Poursuivons. Le « moment mystérieux » selon Segalen, comme l’« inquiétante étrangeté » selon Freud, offrent tous deux la caractéristique d’un franchissement, du connu à l’iconnu, ou bien du réel à l’iréel chez le premier, de l’inconscient vers le conscient chez le second : « […] un effet d’inquiétante étrangeté se produit, note Freud, quand la frontière entre fantaisie et réalité se trouve effacée […]. » La ressemblance entre « moment mystérieux » et « inquiétante étrangeté » conduit aussi à en dessiner les différences : si pour Segalen le passage entre le réel et l’imaginaire dans le moment mystérieux est réversible, du réel vers l’invisible aussi bien que de l’imaginaire vers la vie courante, pour Freud l’« inquiétante étrangeté » « est une variété particulière de l’effrayant qui remonte à un depuis longtemps […] familier ». Le psychanalyste s’attache par priorité au surgissement du symptôme depuis les profondeurs de l’inconscient à partir de l’histoire psychique quand le poète regarde d’abord la perméabilité entre le « dehors » et le « dedans », ou bien la relation sujet-objet en termes philosophiques.

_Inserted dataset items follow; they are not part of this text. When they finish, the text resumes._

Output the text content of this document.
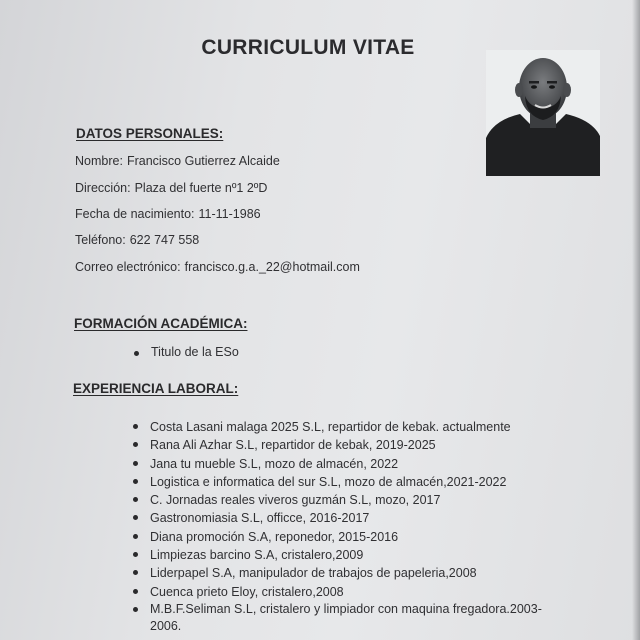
CURRICULUM VITAE
DATOS PERSONALES:
Nombre: Francisco Gutierrez Alcaide
Dirección: Plaza del fuerte nº1 2ºD
Fecha de nacimiento: 11-11-1986
Teléfono: 622 747 558
Correo electrónico: francisco.g.a._22@hotmail.com
FORMACIÓN ACADÉMICA:
Titulo de la ESo
EXPERIENCIA LABORAL:
Costa Lasani malaga 2025 S.L, repartidor de kebak. actualmente
Rana Ali Azhar S.L, repartidor de kebak, 2019-2025
Jana tu mueble S.L, mozo de almacén, 2022
Logistica e informatica del sur S.L, mozo de almacén,2021-2022
C. Jornadas reales viveros guzmán S.L, mozo, 2017
Gastronomiasia S.L, officce, 2016-2017
Diana promoción S.A, reponedor, 2015-2016
Limpiezas barcino S.A, cristalero,2009
Liderpapel S.A, manipulador de trabajos de papeleria,2008
Cuenca prieto Eloy, cristalero,2008
M.B.F.Seliman S.L, cristalero y limpiador con maquina fregadora.2003-2006.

Le conflit est inhérent à la théorie du refoulement dont l’« inquiétante étrangeté » constitue une manifestation. De plus, l’un comme l’autre admettent l’impossibilité d’une définition achevée : « Et ce conflit […], conclut Segalen, on le nommera : le Moment Mystérieux. – Le définir serait illusoire – » ; « […] ce mot, ajoute Freud en écho, n’est pas toujours employé dans un sens dont on puisse donner une définition précise […]. »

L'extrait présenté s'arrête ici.